PowerAI: The World’s Fastest Deep Learning Solution Among Leading Enterprise Servers
By Scott Soutter | 3 minute read | November 15, 2016
Over the past several weeks, my IBM colleagues have written about our progress porting and optimizing popular deep learning frameworks for the most advanced platform for accelerated computing in the enterprise, the IBM S822LC for HPC.
Today I am pleased to announce another major milestone: the creation of the world’s fastest deep learning solution among leading enterprise servers. This offering includes new IBM PowerAI software toolkit paired with NVIDIA NVLink and GPUDL libraries optimized for IBM Power architecture. We call it PowerAI.
Foundations of PowerAI
PowerAI brings together a collection of the most popular open source frameworks for deep learning, along with supporting software and libraries, all in a single installable package. Our design goal was to simplify the acquisition, installation and system optimization required to bring up a deep learning infrastructure, allowing users to spend less time on implementation and more time training neural networks for results. More about those results soon.
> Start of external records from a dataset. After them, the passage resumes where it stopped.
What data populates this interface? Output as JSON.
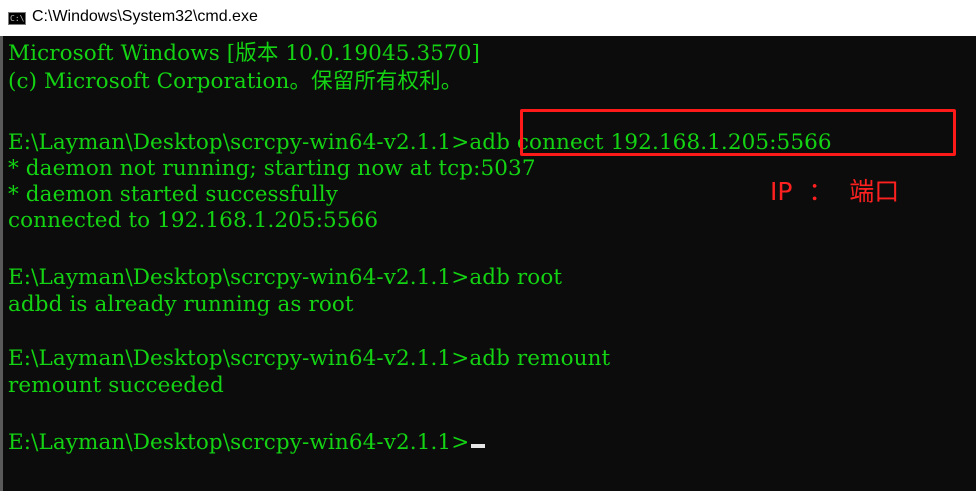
{
  "window": {
    "title": "C:\\Windows\\System32\\cmd.exe",
    "icon": "cmd-console-icon",
    "icon_text": "C:\\"
  },
  "console": {
    "text_color": "#13d313",
    "background": "#0c0c0c",
    "lines": [
      "Microsoft Windows [版本 10.0.19045.3570]",
      "(c) Microsoft Corporation。保留所有权利。",
      "",
      "E:\\Layman\\Desktop\\scrcpy-win64-v2.1.1>adb connect 192.168.1.205:5566",
      "* daemon not running; starting now at tcp:5037",
      "* daemon started successfully",
      "connected to 192.168.1.205:5566",
      "",
      "E:\\Layman\\Desktop\\scrcpy-win64-v2.1.1>adb root",
      "adbd is already running as root",
      "",
      "E:\\Layman\\Desktop\\scrcpy-win64-v2.1.1>adb remount",
      "remount succeeded",
      "",
      "E:\\Layman\\Desktop\\scrcpy-win64-v2.1.1>"
    ]
  },
  "annotation": {
    "label": "IP  ：  端口",
    "color": "#ff2020"
  }
}
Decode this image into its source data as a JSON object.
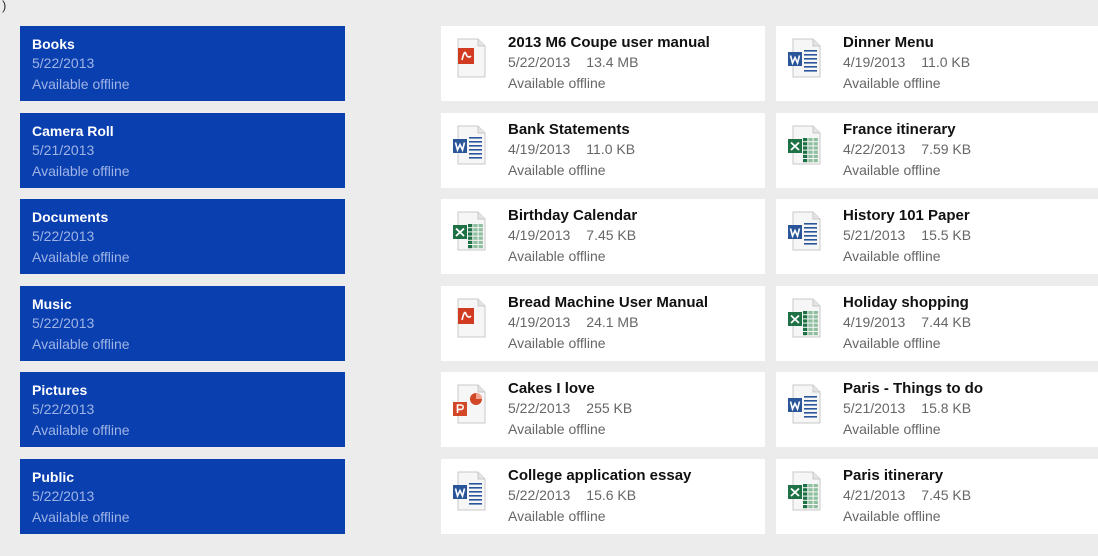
{
  "corner_mark": ")",
  "folders": [
    {
      "name": "Books",
      "date": "5/22/2013",
      "status": "Available offline"
    },
    {
      "name": "Camera Roll",
      "date": "5/21/2013",
      "status": "Available offline"
    },
    {
      "name": "Documents",
      "date": "5/22/2013",
      "status": "Available offline"
    },
    {
      "name": "Music",
      "date": "5/22/2013",
      "status": "Available offline"
    },
    {
      "name": "Pictures",
      "date": "5/22/2013",
      "status": "Available offline"
    },
    {
      "name": "Public",
      "date": "5/22/2013",
      "status": "Available offline"
    }
  ],
  "files": [
    {
      "title": "2013 M6 Coupe user manual",
      "date": "5/22/2013",
      "size": "13.4 MB",
      "status": "Available offline",
      "icon": "pdf-icon"
    },
    {
      "title": "Dinner Menu",
      "date": "4/19/2013",
      "size": "11.0 KB",
      "status": "Available offline",
      "icon": "word-icon"
    },
    {
      "title": "Bank Statements",
      "date": "4/19/2013",
      "size": "11.0 KB",
      "status": "Available offline",
      "icon": "word-icon"
    },
    {
      "title": "France itinerary",
      "date": "4/22/2013",
      "size": "7.59 KB",
      "status": "Available offline",
      "icon": "excel-icon"
    },
    {
      "title": "Birthday Calendar",
      "date": "4/19/2013",
      "size": "7.45 KB",
      "status": "Available offline",
      "icon": "excel-icon"
    },
    {
      "title": "History 101 Paper",
      "date": "5/21/2013",
      "size": "15.5 KB",
      "status": "Available offline",
      "icon": "word-icon"
    },
    {
      "title": "Bread Machine User Manual",
      "date": "4/19/2013",
      "size": "24.1 MB",
      "status": "Available offline",
      "icon": "pdf-icon"
    },
    {
      "title": "Holiday shopping",
      "date": "4/19/2013",
      "size": "7.44 KB",
      "status": "Available offline",
      "icon": "excel-icon"
    },
    {
      "title": "Cakes I love",
      "date": "5/22/2013",
      "size": "255 KB",
      "status": "Available offline",
      "icon": "powerpoint-icon"
    },
    {
      "title": "Paris - Things to do",
      "date": "5/21/2013",
      "size": "15.8 KB",
      "status": "Available offline",
      "icon": "word-icon"
    },
    {
      "title": "College application essay",
      "date": "5/22/2013",
      "size": "15.6 KB",
      "status": "Available offline",
      "icon": "word-icon"
    },
    {
      "title": "Paris itinerary",
      "date": "4/21/2013",
      "size": "7.45 KB",
      "status": "Available offline",
      "icon": "excel-icon"
    }
  ],
  "colors": {
    "folder_bg": "#0a3fb0",
    "page_bg": "#ececec",
    "pdf": "#d13b22",
    "word": "#2a5699",
    "excel": "#1e7145",
    "powerpoint": "#d24726"
  }
}
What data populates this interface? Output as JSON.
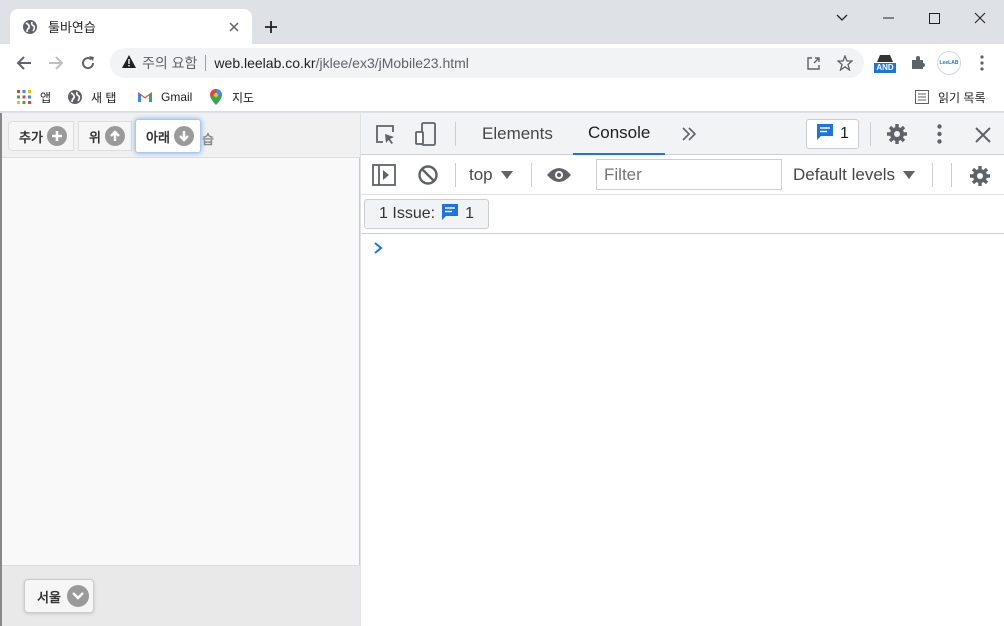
{
  "browser": {
    "tab_title": "툴바연습",
    "omnibox": {
      "security_label": "주의 요함",
      "url_host": "web.leelab.co.kr",
      "url_path": "/jklee/ex3/jMobile23.html"
    },
    "extensions": {
      "and_badge": "AND",
      "leelab_label": "LeeLAB"
    },
    "bookmarks": [
      {
        "label": "앱"
      },
      {
        "label": "새 탭"
      },
      {
        "label": "Gmail"
      },
      {
        "label": "지도"
      }
    ],
    "reading_list": "읽기 목록"
  },
  "page": {
    "toolbar_buttons": [
      {
        "label": "추가",
        "icon": "plus-icon"
      },
      {
        "label": "위",
        "icon": "arrow-up-icon"
      },
      {
        "label": "아래",
        "icon": "arrow-down-icon"
      }
    ],
    "hidden_partial_label": "습",
    "footer_button": {
      "label": "서울",
      "icon": "chevron-down-icon"
    }
  },
  "devtools": {
    "tabs": [
      {
        "label": "Elements",
        "active": false
      },
      {
        "label": "Console",
        "active": true
      }
    ],
    "issue_count": "1",
    "context": "top",
    "filter_placeholder": "Filter",
    "levels": "Default levels",
    "issues_button_label": "1 Issue:",
    "issues_button_count": "1",
    "accent": "#1a73e8"
  }
}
At the core of the PowerAI solution is the high-performance Power Systems S822LC for a high-performance computing (HPC) server, incorporating two POWER8 CPUs, up to four NVIDIA Tesla P100 GPUs, and across-the-system high-bandwidth NVLink connectivity, tying together GPU-GPU and GPU-CPU with multiple point-to-point connections.
This architecture is designed for the compute intensive requirements of deep learning software, providing a high bandwidth connection between the GPU and system memory, and GPU to GPU. With PowerAI and NVIDIA NVLink, deep learning workloads can utilize this bandwidth, moving large training data sets from system memory to GPU memory; the outcome is designed to be a shorter training cycle and the ability to train with larger data sets for improved accuracy.
Optimizations and industry exclusives
Working closely with IBM Research in Tokyo, the PowerAI development team has integrated several performance enhancements into one of these frameworks. These optimizations, packaged in the IBM-Caffe binary, leverage NVIDIA NVLink bandwidth and reduce some of the redundant data movement within this deep learning framework. This optimization, along with the increased performance of the NVIDIA Tesla P100s, enables a four GPU S822LC for HPC system to outperform an eight GPU plus Intel Broadwell system running the VGGNet workload on the Caffe framework by 24 percent.
We’re extremely excited about the promise of this optimization and look forward to seeing how our clients and partners incorporate it into their deep learning workflows.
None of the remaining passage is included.